Ao contrário do que por vezes se diz e escreve, António Costa e José Sócrates nunca foram amigos do peito – pelo contrário, há muito que são adversários geracionais. Em 1991, quando António Guterres rompeu com Jorge Sampaio na sequência de um resultado catastrófico nas eleições legislativas, Costa estava fervorosamente ao lado de Sampaio enquanto Sócrates ajudava Guterres a roubar-lhe a liderança do partido, num processo politicamente sangrento que partiu o PS ao meio.
Nessa altura, os ânimos extremaram-se entre as partes e a poeira só começou a baixar quando Guterres, sob o alto patrocínio de Jorge Coelho, chamou alguns sampaístas para o seu Governo. Entre eles contava-se António Costa, que rapidamente se tornou uma peça importante num xadrez governamental em que José Sócrates se esforçava todos os dias para justificar o epíteto de “menino de ouro”. Já então os dois queriam ser líderes do PS. Só não sabiam quando a oportunidade espreitaria – o mesmo acontece hoje, por exemplo, com Pedro Nuno Santos e Ana Catarina Mendes.
Entretanto, Guterres afogou-se no pântano, mas Costa e Sócrates sobreviveram para continuarem as suas histórias. Sócrates chegou primeiro ao topo e, à boa maneira Churchilliana, chamou-o para o Governo – tê-lo a seu lado era a garantia de que este não ficaria de fora a desgastar a governação. Ao fazer de Costa o seu número dois informal, criou-se a ilusão de que uma amizade os ligava. Nada mais falso, como o demonstra o facto de o agora Primeiro-Ministro ter feito da eliminação de Sócrates e do socratismo uma prioridade absoluta da sua liderança, montando para tal uma estratégia laboriosamente concretizada em várias fases.
A primeira: ignorar José Sócrates. Aconteceu logo no início do seu mandato e tem como símbolo maior o congresso da sua eleição, que coincidiu no tempo com a detenção de Sócrates quando chegava de Paris. Costa deu ordem de silêncio sobre o assunto e os camaradas, com uma ou outra excepção, cumpriram com diligência.

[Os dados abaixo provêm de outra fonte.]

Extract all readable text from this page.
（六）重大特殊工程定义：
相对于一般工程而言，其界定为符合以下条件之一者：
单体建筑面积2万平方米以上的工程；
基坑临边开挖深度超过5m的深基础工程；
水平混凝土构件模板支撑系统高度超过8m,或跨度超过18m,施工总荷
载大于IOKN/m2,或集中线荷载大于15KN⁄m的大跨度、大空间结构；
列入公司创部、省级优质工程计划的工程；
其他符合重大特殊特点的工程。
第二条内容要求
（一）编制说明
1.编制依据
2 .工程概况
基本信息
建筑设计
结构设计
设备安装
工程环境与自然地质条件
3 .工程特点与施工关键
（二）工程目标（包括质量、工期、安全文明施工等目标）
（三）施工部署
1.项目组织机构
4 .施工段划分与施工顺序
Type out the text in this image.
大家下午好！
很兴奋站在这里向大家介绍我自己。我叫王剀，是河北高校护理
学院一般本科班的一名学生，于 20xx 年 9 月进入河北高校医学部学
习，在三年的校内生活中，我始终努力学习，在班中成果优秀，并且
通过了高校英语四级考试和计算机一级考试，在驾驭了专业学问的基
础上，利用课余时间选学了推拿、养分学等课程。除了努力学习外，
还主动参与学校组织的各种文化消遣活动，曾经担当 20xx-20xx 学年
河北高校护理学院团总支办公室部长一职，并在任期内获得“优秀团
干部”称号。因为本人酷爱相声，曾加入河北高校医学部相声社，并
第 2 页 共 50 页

A segunda: isolar o ex-Primeiro-Ministro. António Costa fê-lo quando, na sequência de uma visita a Sócrates na cadeia de Évora que decorreu de forma tumultuosa, afirmou friamente aos jornalistas que o esperavam à porta que o seu camarada ia lutar por aquilo que considerava “a sua verdade” – a “sua” verdade, não “a” verdade. Estava assim consumada a separação entre o PS e Sócrates. Uma coisa era uma coisa e outra coisa era outra coisa. O mesmo é dizer: “À justiça o que é da justiça; à política o que é da política.”
A terceira: silenciar o “socratismo”. Já no Governo, Costa fez com Sócrates o que este fez consigo: chamou os seus potenciais inimigos para junto de si. A Augusto Santos Silva e Vieira da Silva, rostos maiores da governação socrática e vozes com peso próprio na opinião pública, foram atribuídas pastas nucleares no Executivo, retirando-lhes margem para criticar o afastamento do PS e do Governo face ao ex-líder. Ao mesmo tempo, outros nomes importantes foram alvo de atenção: Pedro Silva Pereira, que já estava em Bruxelas, mantém-se calado em nome da hipótese da renovação do seu mandato europeu (as eleições são já em Janeiro de 2019 e é Costa quem decidirá a lista de candidatos), e João Galamba, um indefectível socrático, foi nomeado porta-voz do partido (cargo que acaba de perder no congresso que hoje terminou).
De fora ficaram apenas os verdadeiros amigos de Sócrates. Destes, destaco Paulo Campos, que entre juntar-se de forma oportunista ao novo PS silenciado ou ser fiel a um amigo, escolheu a segunda opção, sujeitando-se a óbvios danos reputacionais. Paulo Campos nunca foi arguido em nenhum processo e, no entanto, é frequentemente apresentado como uma extensão de José Sócrates, o que é obviamente injusto para si, dada a natureza e o alcance dos alegados crimes de que o seu amigo está acusado, num processo em que Paulo Campos nunca constou sequer do rol de suspeitos. Alguém com bom senso acredita que se o Ministério Público tivesse algo de concreto contra si não o teria constituído arguido e, depois disso, acusado na Operação Marquês?
A quarta (e última) fase da estratégia: varrer o ex-PM do partido. Aconteceu recentemente, com a manifestação pública, por parte de ilustres socialistas, do sentimento de “vergonha” que lhes provoca José Sócrates. O guião, naturalmente criado por António Costa, teve o desfecho previsível: a saída do ex-“menino de ouro” e a consequente criação de condições políticas para que António Costa tivesse o congresso que sempre ambicionara: vazio na crítica e pleno na propaganda. Xeque-mate.